The initiative is being run by Bowel Cancer Australia, a charity working towards raising awareness and reducing rates of the country’s second largest cancer killer. Several recent scientific papers have revealed how high consumption of red and processed meats increases the risk of developing cancers of all sorts, particularly bowel cancer.
Australia is the country with the worst record for meat consumption per head of population, according to OECD (Organisation for Economic Co-operation and Development) figures from 2015. The average Aussie consumes 90.2 kg of meat a year, with Americans in second place (90 kg) and Argentinians third (86.6 kg). The average European consumes 64.8kg of meat a year. The global average is 34 kg.
Meat Free Week was set up by campaigners Lainie Bracher and Melissa Hobbs four years ago, before Bowel Cancer Australia took over. The charity’s Claire Annear said: “Going meat free for one week creates a fantastic opportunity to get people thinking about how much meat they eat and the impact that consuming too much meat may have.”
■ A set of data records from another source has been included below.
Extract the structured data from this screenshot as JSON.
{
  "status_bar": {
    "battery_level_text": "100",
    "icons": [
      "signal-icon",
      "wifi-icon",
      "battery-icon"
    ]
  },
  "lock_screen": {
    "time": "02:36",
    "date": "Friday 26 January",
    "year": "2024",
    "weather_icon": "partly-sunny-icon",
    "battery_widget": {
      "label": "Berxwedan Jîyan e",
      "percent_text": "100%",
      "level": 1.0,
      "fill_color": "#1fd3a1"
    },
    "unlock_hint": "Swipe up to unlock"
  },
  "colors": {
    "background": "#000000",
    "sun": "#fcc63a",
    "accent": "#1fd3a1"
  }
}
In much the same way as marathon runners prepare for the big race with a series of smaller runs, those intending to take part in the week-long meat free extravaganza are being encouraged to try a Meat Free Monday beforehand. Hopefully after taking part and seeing how easy it can be to reduce meat consumption, not to mention tasty and cheap, many participants will go on to make permanent changes to their diets and lifestyles.
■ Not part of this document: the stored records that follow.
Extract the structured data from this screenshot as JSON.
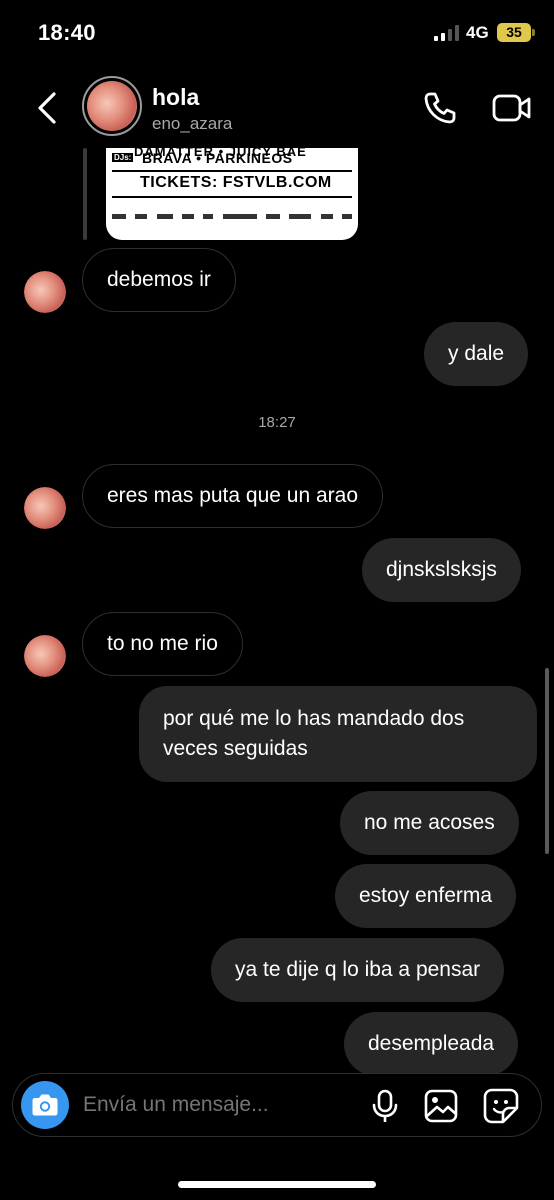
{
  "status": {
    "time": "18:40",
    "network": "4G",
    "battery": "35"
  },
  "header": {
    "name": "hola",
    "username": "eno_azara"
  },
  "shared_post": {
    "line1": "DAMATTER • JUICY BAE",
    "dj_tag": "DJs:",
    "line2": "BRAVA • PARKINEOS",
    "line3": "TICKETS: FSTVLB.COM"
  },
  "messages": [
    {
      "side": "in",
      "text": "debemos ir",
      "avatar": true
    },
    {
      "side": "out",
      "text": "y dale"
    },
    {
      "side": "in",
      "text": "eres mas puta que un arao",
      "avatar": true
    },
    {
      "side": "out",
      "text": "djnskslsksjs"
    },
    {
      "side": "in",
      "text": "to no me rio",
      "avatar": true
    },
    {
      "side": "out",
      "text": "por qué me lo has mandado dos veces seguidas"
    },
    {
      "side": "out",
      "text": "no me acoses"
    },
    {
      "side": "out",
      "text": "estoy enferma"
    },
    {
      "side": "out",
      "text": "ya te dije q lo iba a pensar"
    },
    {
      "side": "out",
      "text": "desempleada"
    }
  ],
  "timestamp": "18:27",
  "composer": {
    "placeholder": "Envía un mensaje..."
  },
  "colors": {
    "accent": "#3797f0",
    "outgoing_bubble": "#262626",
    "battery": "#e0c84a"
  }
}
As well as improving physical health, the organisers say Meat Free Week will help people improve their mental wellbeing. They point to forthcoming research from the universities of Queensland and Warwick that shows eating more fruit and veg increases happiness levels while at the same time lowering the risk of developing cancer or heart disease.
The Meat Free Week website provides several resources for those looking to take part and to encourage others to do the same, from top tips and the recipe ideas of famous chefs to posters, banners and badges to show your support and commitment to changing the way people eat, whether you’re Down Under, up here or anywhere else in the world.